II. The Lord’s Day
The day of the Resurrection: the new creation
2174 Jesus rose from the dead “on the first day of the week.” Because it is the “first day,” the day of Christ’s Resurrection recalls the first creation. Because it is the “eighth day” following the sabbath, it symbolises the new creation ushered in by Christ’s Resurrection. For Christians it has become the first of all days, the first of all feasts, the Lord’s Day (he kuriake hemera, dies dominica) Sunday:
We all gather on the day of the sun, for it is the first day [after the Jewish sabbath, but also the first day] when God, separating matter from darkness, made the world; and on this same day Jesus Christ our Savior rose from the dead.
Sunday – fulfillment of the sabbath
2175 Sunday is expressly distinguished from the sabbath which it follows chronologically every week; for Christians its ceremonial observance replaces that of the sabbath. In Christ’s Passover, Sunday fulfills the spiritual truth of the Jewish sabbath and announces man’s eternal rest in God. For worship under the Law prepared for the mystery of Christ, and what was done there prefigured some aspects of Christ:
Those who lived according to the old order of things have come to a new hope, no longer keeping the sabbath, but the Lord’s Day, in which our life is blessed by him and by his death.

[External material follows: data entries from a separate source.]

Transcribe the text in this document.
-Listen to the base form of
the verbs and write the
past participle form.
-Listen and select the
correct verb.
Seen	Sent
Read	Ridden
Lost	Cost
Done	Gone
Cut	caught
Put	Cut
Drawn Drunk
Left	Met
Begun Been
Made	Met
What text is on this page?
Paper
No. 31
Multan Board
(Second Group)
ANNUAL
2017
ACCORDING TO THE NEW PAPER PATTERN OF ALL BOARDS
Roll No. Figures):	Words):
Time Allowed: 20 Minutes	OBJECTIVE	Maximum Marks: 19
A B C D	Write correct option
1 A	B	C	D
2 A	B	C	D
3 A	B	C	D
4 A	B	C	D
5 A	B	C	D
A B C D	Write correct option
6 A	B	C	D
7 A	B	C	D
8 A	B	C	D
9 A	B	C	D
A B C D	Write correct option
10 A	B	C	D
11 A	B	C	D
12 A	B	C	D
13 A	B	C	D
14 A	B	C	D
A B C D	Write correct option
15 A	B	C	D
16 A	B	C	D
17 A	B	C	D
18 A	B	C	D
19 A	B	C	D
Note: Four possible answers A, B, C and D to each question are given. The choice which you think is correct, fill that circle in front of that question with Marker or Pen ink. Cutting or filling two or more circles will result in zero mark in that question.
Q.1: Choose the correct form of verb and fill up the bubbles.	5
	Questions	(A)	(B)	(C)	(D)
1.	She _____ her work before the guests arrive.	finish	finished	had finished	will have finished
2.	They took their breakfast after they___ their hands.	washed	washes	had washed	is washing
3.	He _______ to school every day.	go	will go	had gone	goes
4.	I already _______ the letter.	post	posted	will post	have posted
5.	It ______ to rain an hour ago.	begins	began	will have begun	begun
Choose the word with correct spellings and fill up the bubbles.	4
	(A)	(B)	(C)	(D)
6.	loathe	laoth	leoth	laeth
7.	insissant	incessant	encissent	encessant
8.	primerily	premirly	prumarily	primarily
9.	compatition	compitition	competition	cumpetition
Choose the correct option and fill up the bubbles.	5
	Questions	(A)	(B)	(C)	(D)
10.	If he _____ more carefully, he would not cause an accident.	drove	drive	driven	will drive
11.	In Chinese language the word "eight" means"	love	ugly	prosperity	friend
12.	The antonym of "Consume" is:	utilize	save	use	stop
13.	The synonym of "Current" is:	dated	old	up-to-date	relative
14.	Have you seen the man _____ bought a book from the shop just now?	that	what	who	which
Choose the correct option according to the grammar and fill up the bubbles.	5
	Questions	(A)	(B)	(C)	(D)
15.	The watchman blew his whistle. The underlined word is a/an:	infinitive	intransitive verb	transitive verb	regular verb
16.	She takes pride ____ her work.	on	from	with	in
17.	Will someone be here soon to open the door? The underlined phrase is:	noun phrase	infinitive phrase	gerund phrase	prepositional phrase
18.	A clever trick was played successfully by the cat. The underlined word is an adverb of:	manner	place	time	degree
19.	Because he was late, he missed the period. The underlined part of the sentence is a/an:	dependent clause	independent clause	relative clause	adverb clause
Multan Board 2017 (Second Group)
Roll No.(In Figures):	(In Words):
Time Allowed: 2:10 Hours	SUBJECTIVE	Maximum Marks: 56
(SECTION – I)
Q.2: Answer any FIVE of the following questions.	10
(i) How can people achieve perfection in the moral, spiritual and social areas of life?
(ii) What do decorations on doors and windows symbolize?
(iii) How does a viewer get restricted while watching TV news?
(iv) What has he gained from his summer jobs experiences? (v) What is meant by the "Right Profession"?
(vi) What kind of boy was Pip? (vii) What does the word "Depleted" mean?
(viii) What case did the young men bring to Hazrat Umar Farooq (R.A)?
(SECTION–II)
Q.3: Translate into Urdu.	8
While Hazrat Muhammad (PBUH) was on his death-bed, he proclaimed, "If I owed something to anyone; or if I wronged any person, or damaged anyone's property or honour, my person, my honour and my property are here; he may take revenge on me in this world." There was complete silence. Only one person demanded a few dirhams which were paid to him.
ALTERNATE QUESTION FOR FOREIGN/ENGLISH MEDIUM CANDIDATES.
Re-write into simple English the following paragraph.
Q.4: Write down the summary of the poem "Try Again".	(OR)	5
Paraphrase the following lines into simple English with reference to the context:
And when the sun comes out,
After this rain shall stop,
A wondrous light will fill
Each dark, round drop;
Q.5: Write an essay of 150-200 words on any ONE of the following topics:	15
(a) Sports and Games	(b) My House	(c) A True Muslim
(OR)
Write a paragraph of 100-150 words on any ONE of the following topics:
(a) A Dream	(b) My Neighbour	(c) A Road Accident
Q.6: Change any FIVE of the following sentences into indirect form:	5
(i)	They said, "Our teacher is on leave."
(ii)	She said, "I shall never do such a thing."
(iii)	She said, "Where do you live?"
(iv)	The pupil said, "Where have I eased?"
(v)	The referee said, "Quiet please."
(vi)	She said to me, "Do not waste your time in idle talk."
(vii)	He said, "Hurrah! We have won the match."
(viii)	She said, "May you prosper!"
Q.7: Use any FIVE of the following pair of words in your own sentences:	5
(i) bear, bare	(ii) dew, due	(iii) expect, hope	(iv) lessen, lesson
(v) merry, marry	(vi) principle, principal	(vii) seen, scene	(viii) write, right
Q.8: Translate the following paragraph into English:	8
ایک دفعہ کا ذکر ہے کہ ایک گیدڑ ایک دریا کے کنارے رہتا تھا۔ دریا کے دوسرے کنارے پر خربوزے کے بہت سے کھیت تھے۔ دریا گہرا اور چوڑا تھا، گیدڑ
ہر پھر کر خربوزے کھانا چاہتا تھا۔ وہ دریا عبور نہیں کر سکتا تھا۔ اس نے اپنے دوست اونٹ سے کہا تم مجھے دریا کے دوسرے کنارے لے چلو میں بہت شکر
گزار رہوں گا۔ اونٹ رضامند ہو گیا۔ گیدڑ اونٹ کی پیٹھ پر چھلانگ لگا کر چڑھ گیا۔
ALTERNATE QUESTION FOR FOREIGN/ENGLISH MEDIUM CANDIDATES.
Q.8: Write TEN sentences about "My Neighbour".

2176 The celebration of Sunday observes the moral commandment inscribed by nature in the human heart to render to God an outward, visible, public, and regular worship “as a sign of his universal beneficence to all.” Sunday worship fulfills the moral command of the Old Covenant, taking up its rhythm and spirit in the weekly celebration of the Creator and Redeemer of his people.
From the Catechism of the Catholic Church.